Are you taking thyroid medication and wondering why you are still having symptoms? Has your doctor repeatedly changed your medication, you get better, but then your symptoms return? Here are just a few reasons (of many!) of why you may still be suffering...
1. Serotonin and dopamine deficiency may be causing your brain to produce a less than ideal output of TSH to stimulate your thyroid. Symptoms of serotonin deficiency include loss of pleasure in hobbies and interests, feelings of depression, loss of enthusiasm for favorite activities or foods, and more. Symptoms of dopamine deficiency include feelings of worthlessness, hopelessness, inability to handle stress, low libido, and more. Poor blood sugar control, whether it be insulin resistance or hypoglycemia, is the most common clinical cause for serotonin and dopamine defects. Making sure you have proper methyl donors (B vitamins) for neurotransmitter synthesis is also crucial.
2. Elevated cytokines due to an immune challenge (chronic viral or bacterial infection, mold exposure, food sensitivities, etc) can cause a decrease output of TSH from the brain. Eradicating the cause for the elevated cytokines and balancing the immune system is critical for proper TSH levels.
3. High cortisol from your adrenal glands can suppress TSH output. When we have a lot of stress, active infections, blood sugar problems, etc. that causes our adrenal glands (aka stress glands) to omit a high amount of cortisol. Not good for thyroid function!
4. Hashimoto's thyroiditis is the most common cause for thyroid disorders yet most doctors don't check for it. This occurs when your immune system mistakenly attacks the thyroid gland. There are several antibodies that can be tested to see if you have this autoimmune condition.
5. If you suffer from progesterone deficiency, you may develop fewer thyroid hormones than your body requires since the thyroid hormone producing enzyme (TPO) is increased with progesterone. Low progesterone symptoms include heavy or irregular menstrual bleeding, migraines, infertility, early miscarriage, and more. Stress and blood sugar imbalances are the most common causes for low progesterone.
6. Most doctors only order 1-2 lab tests, often TSH and T4. This is too simplistic of a model since there are over 10 thyroid markers to check to figure out what is really going on with the thyroid.

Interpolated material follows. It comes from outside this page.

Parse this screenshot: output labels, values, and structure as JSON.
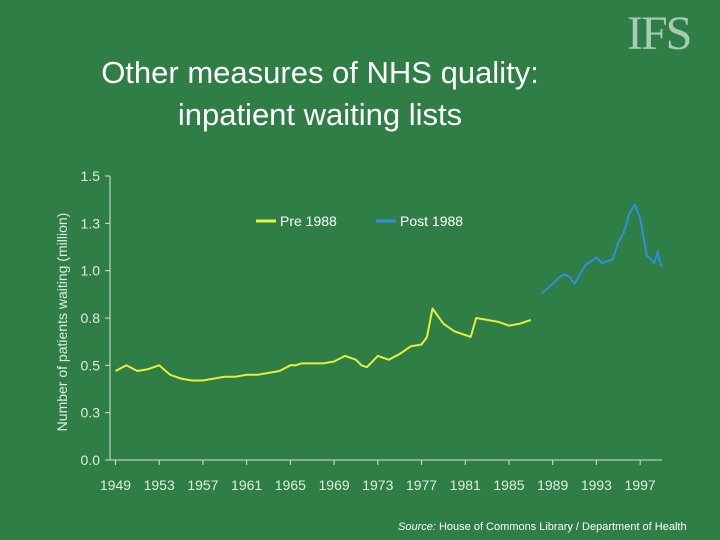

7. Doctors use lab ranges rather than functional ranges when reviewing lab work. Lab ranges are determined by who has been to the lab in the last year. People who get lab work are typically sick, they are not healthy, so lab ranges are based on sick patient values! Functional ranges are the range in which a healthy person should be within.
8. There are many more reasons why you may still be having thyroid symptoms! You can continue to mask your symptoms with medications or you can figure out the root cause of your disease.